Property goods form the foundation of traditional markets. Ownership is clear, consumption is subtractive, and value is transferable. They are traded, collateralized, and accumulated. Housing, land, and Bitcoin all exist within these market dynamics.

Together, these four categories describe how markets coordinate, share, include, and own. Each carries different incentives, yet all operate within the same informational environment.

Historically, markets were local. Exchange happened among neighbors, clans, and later nations. Information about goods and trade moved slowly—bounded by geography, distance, and cost. What could be known about a market shaped behavior as much as rivalry or excludability.

This created a natural gradient of what could be seen and what remained private—the observability gradient. Visibility into ownership, access, and use was limited by cost and friction. It was never formalized because it was constant; everyone operated inside the same informational horizon.

For most of human history, the observability of goods was static. Seeing everything everywhere was expensive, so privacy was the default state of the world. Attempts to force visibility—such as centralized record keeping—were costly and often distorted truth (see: Seeing Like a State).

The Collapse of the Observability Gradient

The digital era, and especially crypto, drove the cost of observation to zero.
Blockchains made ownership, use, and state globally visible, verifiable, and permanent.
This collapsed the natural observability gradient into a flat plane of total visibility. What was once filtered by geography or cost is now instantly public; every participant shares the same view of the same data at the same time.

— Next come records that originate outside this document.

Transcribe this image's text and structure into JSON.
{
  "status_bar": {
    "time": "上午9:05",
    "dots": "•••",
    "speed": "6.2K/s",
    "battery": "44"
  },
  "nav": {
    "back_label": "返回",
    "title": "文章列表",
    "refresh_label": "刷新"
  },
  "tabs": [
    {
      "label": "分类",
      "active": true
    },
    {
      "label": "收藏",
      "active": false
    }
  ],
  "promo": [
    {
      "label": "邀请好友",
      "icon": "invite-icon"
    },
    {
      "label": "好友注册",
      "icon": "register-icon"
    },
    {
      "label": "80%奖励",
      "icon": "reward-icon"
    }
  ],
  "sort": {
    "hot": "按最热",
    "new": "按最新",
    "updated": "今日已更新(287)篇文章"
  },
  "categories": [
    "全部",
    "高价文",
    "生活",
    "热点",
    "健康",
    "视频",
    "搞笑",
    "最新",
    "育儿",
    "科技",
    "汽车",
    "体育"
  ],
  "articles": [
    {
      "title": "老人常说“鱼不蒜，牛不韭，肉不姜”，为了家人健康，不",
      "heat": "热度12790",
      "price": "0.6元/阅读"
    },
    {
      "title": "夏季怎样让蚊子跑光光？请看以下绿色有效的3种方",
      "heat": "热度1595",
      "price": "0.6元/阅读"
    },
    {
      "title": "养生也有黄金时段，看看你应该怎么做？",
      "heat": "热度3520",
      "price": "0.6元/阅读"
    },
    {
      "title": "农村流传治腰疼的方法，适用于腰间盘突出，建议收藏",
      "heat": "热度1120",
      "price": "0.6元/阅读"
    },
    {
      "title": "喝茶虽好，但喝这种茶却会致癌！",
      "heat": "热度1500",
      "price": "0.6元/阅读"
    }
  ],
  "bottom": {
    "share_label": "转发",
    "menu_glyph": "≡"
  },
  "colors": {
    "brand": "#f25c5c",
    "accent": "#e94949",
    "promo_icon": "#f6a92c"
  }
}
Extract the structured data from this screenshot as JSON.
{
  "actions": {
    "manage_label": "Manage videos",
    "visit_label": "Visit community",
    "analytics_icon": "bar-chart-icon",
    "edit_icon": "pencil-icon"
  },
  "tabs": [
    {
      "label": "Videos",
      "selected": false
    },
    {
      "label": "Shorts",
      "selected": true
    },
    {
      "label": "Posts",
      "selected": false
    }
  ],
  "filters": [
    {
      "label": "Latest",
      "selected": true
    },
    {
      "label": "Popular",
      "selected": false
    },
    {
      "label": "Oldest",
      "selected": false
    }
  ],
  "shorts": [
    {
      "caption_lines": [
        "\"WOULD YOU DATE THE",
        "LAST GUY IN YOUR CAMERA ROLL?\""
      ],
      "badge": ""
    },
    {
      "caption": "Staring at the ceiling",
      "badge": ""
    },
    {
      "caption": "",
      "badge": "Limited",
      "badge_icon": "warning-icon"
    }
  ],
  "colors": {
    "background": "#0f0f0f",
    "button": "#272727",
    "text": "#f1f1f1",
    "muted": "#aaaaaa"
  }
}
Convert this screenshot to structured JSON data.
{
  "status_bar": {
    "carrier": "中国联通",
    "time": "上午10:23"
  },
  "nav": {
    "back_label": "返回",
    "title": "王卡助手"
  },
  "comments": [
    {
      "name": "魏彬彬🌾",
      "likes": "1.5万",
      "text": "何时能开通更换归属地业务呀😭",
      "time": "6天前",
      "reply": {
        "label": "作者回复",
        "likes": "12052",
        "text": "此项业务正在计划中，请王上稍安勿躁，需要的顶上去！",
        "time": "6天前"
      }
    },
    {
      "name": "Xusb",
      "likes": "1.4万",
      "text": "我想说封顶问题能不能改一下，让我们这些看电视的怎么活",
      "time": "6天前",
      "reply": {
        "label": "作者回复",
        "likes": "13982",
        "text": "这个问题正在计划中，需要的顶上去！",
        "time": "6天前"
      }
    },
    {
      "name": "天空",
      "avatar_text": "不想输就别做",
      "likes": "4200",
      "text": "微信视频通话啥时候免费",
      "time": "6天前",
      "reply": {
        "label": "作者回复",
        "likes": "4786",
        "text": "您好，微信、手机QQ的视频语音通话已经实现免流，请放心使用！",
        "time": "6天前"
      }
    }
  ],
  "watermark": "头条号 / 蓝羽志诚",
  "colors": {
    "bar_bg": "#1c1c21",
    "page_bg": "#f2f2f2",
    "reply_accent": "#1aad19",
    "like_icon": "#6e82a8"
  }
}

This condition is new in human history. Markets have never operated under perfect, permanent observation. Under these conditions, behavior shifts. When actions are performed in public view, participants begin to act for the audience as much as for themselves, and signals that were once by-products of activity become the activity itself.

Over time, these systems begin to coordinate around what is seen instead of what is desired. Markets over-correlate because the informational surface area has flattened into a shared feed. When every actor responds to the same signal, the system loses behavioral diversity – and diversity is what allows systems to scale (See also: Goodhart's Law and Reflexivity).

The New Scaling Surface

The collapse of the observability gradient compressed a multi-dimensional economy into a flattened plane.

However, in the same way crypto allowed us to program the representation of value, technologies like zero-knowledge proofs and trusted execution environments are allowing us to program observability via shielding.

This means visibility becomes a design variable instead of a default condition. Actors can choose what to reveal and when, and new forms of coordination, participation, and ownership are unlocked.

To see this more clearly, we can extend the classical framework. By adding observability as a dimension, each category of good expresses two new regimes (one visible, one discreet).

Category Observable Behavior Non-observable Behavior
Public Open civic coordination → open-source protocols, climate dashboards Protected participation → anonymous research data, whistleblower channels
Shared Transparent stewardship → community-managed parks, regenerative agriculture Private cooperation → local energy-sharing networks, cooperative water use
Access Visible membership → open education platforms, creative commons collectives Confidential collaboration → encrypted research consortia, patient advocacy networks
Property Transparent ownership → land registries, art provenance ledgers Private enterprise → shielded finance tools, encrypted savings systems

Each quadrant now supports two legitimate modes of coordination – visible for trust, private for autonomy.

In physical markets, these modes coexisted naturally. Digital systems, by contrast, forced everything into the visible regime.

Programmable observability reopens that space, allowing actors to choose their position on the visibility spectrum.

As the cost of moving along the observability gradient approaches zero, entire new markets appear that can self-select for visibility depending on context.

As SSL scaled the web by restoring privacy to communication, shielding will scale crypto by restoring privacy to ownership and action.